A Baltimore Holy Family
A Baltimore Holy Family (Copyright: Bromickeymcgrath)

St. Francis de Sales said, “We pray best before beauty.” Granted, he lived by a picturesque lake in the French Alps, so it was natural for him to reach that conclusion. But he was not just speaking about surface beauty. When he was a college student in Paris, suffering a crisis of faith that brought him deep anxiety, he visited the black Madonna known as Our Lady of Good Deliverance and prayed the Memorare. She lifted his sagging spirit, brought him inner peace and changed his life forever. The very heart of Salesian spirituality is about living life in love, not fear; about not allowing worry and anxiety too much power over us; and about seeing darkness, no matter how it comes our way, as gift and grace.

Archetypally speaking, the blackness of black Madonnas is symbolically linked to creativity and newness, to welcoming the darkness while seeking the light, to embracing mystery. Mary’s blackness reminds us of the rich, fertile soil in which we scatter the seeds of new dreams and possibilities. Hers is the cosmic blackness of the night sky and the ever-expanding universe.
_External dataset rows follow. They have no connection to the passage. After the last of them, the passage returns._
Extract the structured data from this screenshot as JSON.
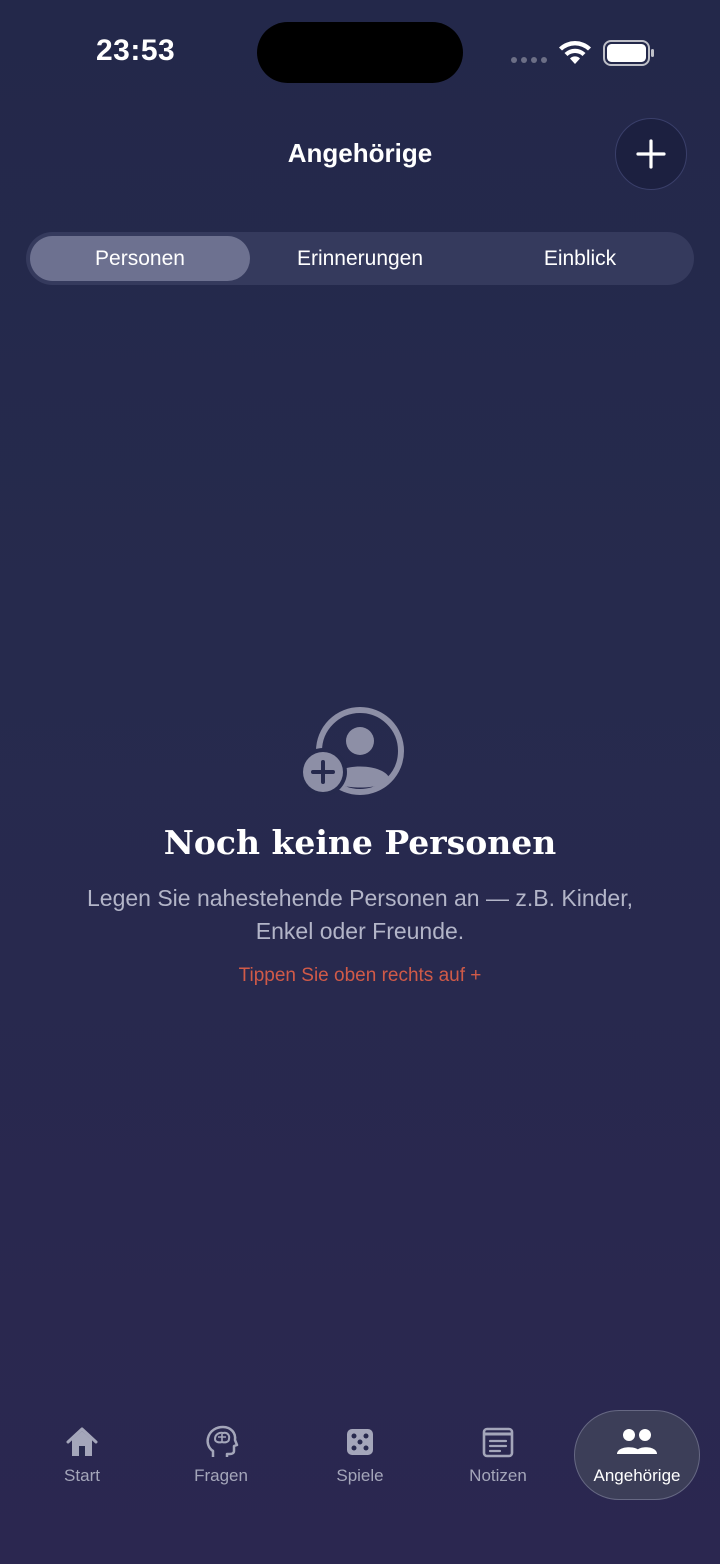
{
  "status_bar": {
    "time": "23:53"
  },
  "header": {
    "title": "Angehörige",
    "add_button_icon": "plus-icon"
  },
  "segments": [
    {
      "label": "Personen",
      "active": true
    },
    {
      "label": "Erinnerungen",
      "active": false
    },
    {
      "label": "Einblick",
      "active": false
    }
  ],
  "empty_state": {
    "icon": "add-person-icon",
    "title": "Noch keine Personen",
    "description": "Legen Sie nahestehende Personen an — z.B. Kinder, Enkel oder Freunde.",
    "hint": "Tippen Sie oben rechts auf +"
  },
  "tabbar": {
    "items": [
      {
        "label": "Start",
        "icon": "home-icon",
        "active": false
      },
      {
        "label": "Fragen",
        "icon": "brain-head-icon",
        "active": false
      },
      {
        "label": "Spiele",
        "icon": "dice-icon",
        "active": false
      },
      {
        "label": "Notizen",
        "icon": "notes-icon",
        "active": false
      },
      {
        "label": "Angehörige",
        "icon": "people-icon",
        "active": true
      }
    ]
  },
  "colors": {
    "background": "#252a4c",
    "segment_active": "#6d7190",
    "hint": "#d05a48",
    "muted_text": "#b3b5c8"
  }
}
It is the darkness of the womb, the “maternal womb of mercy,” a term that Pope Francis has used to describe the church.

Avila Garden
Avila Garden (Copyright: Bromickeymcgrath)

In the United States, it is difficult for us to see black or brown without racial connotations. As an artist of faith, I strive in all my work to honor the traditions and origins of our timeless religious symbols while seeing them with modern eyes and sensibilities. As an American Catholic in 2017, deeply disturbed by the racial strife of our nation and dangling by the frayed but sacred threads of my faith, I find renewed hope and comfort in Mary the Black Madonna. For me, she remains the loving font of wisdom she was to saints such as Francis de Sales and Ignatius Loyola. She is still the source of comfort she has always been for restless pilgrims who have crisscrossed Europe for centuries.
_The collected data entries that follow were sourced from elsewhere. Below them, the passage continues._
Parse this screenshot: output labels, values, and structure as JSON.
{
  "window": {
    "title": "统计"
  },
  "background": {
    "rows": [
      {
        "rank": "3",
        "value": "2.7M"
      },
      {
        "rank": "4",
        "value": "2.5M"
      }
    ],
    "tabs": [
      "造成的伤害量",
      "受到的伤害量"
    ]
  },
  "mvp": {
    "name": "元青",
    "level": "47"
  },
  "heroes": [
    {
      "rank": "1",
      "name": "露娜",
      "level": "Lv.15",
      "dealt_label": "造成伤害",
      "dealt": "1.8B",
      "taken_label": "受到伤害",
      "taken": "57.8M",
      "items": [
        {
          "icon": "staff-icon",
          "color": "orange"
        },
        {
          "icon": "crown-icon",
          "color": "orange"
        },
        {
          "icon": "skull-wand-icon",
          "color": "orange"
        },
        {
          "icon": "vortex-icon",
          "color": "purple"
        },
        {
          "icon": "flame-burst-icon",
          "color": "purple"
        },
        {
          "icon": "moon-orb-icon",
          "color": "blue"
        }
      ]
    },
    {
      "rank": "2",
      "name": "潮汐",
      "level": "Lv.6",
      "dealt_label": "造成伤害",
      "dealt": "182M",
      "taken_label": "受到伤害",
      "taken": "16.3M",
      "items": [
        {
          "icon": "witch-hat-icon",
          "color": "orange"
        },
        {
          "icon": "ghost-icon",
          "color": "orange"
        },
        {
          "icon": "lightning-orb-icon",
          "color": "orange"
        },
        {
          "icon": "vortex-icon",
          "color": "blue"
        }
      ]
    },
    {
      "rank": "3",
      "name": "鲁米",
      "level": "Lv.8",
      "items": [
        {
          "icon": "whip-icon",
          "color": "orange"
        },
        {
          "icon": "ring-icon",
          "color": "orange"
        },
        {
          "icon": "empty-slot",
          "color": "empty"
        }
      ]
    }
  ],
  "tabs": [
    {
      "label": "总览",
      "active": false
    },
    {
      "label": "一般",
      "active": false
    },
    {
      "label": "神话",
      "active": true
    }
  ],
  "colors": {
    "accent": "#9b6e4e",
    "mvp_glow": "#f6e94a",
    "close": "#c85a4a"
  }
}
But in today’s world, she means even more.

Black Lives Matter Madonna
Black Lives Matter Madonna (Copyright: Bromickeymcgrath)

Lately, because of the pervasive divisiveness in our church and nation, I find myself painting more Black Madonnas as my morning meditations than ever before. In my lifetime of 60 years, I do not recall having so many reasons to cry and send up my sighs to Mary for help and hope: the sharp increase in hate crimes; the blatant homophobia and anti-Semitism; the anti-immigrant, anti-Latino, anti-Muslim fervor that poisons our air; the greed and selfishness that is destroying our common home; terrorism, gun violence and disease; red pews and blue pews in our churches.

Last year, as my prayerful artistic response to the racial fears and tensions, I painted a Black Lives Matter Madonna. I showed her for the first time at a retreat I was leading near Detroit last summer. When I returned to my seat, there was an unsigned message for me scrawled on a piece of loose leaf paper. It read, “All lives matter.” Sadly, my anonymous friend, that is not true in this country and never has been. I could prove it by inviting you to Camden, where you would see for yourself. But I would invite you to look beneath the surface, with your other eyes, the ones in your heart where you will see darkness as beauty not fear, rich in mystery and promise and full of light.

Cosmic Camden
Cosmic Camden (Copyright: Bromickeymcgrath)

Across the street from my bedroom window is a scene I have painted several times since I have lived in Camden: a Chinese restaurant and a dentist’s office. It has been my humble little corner of the world for eight years, and I love it. I look at this familiar scene with pilgrim eyes—the eyes of the Dark Madonna who has prayed for us sinners in this dark valley of tears from Bethlehem and Calvary through medieval France to the world today. I paint, and I pray: Hail Mary, full of grace, show unto us the blessed fruit of your womb, the Prince of Peace, the Light of the World, now and at the hour of our death. Amen.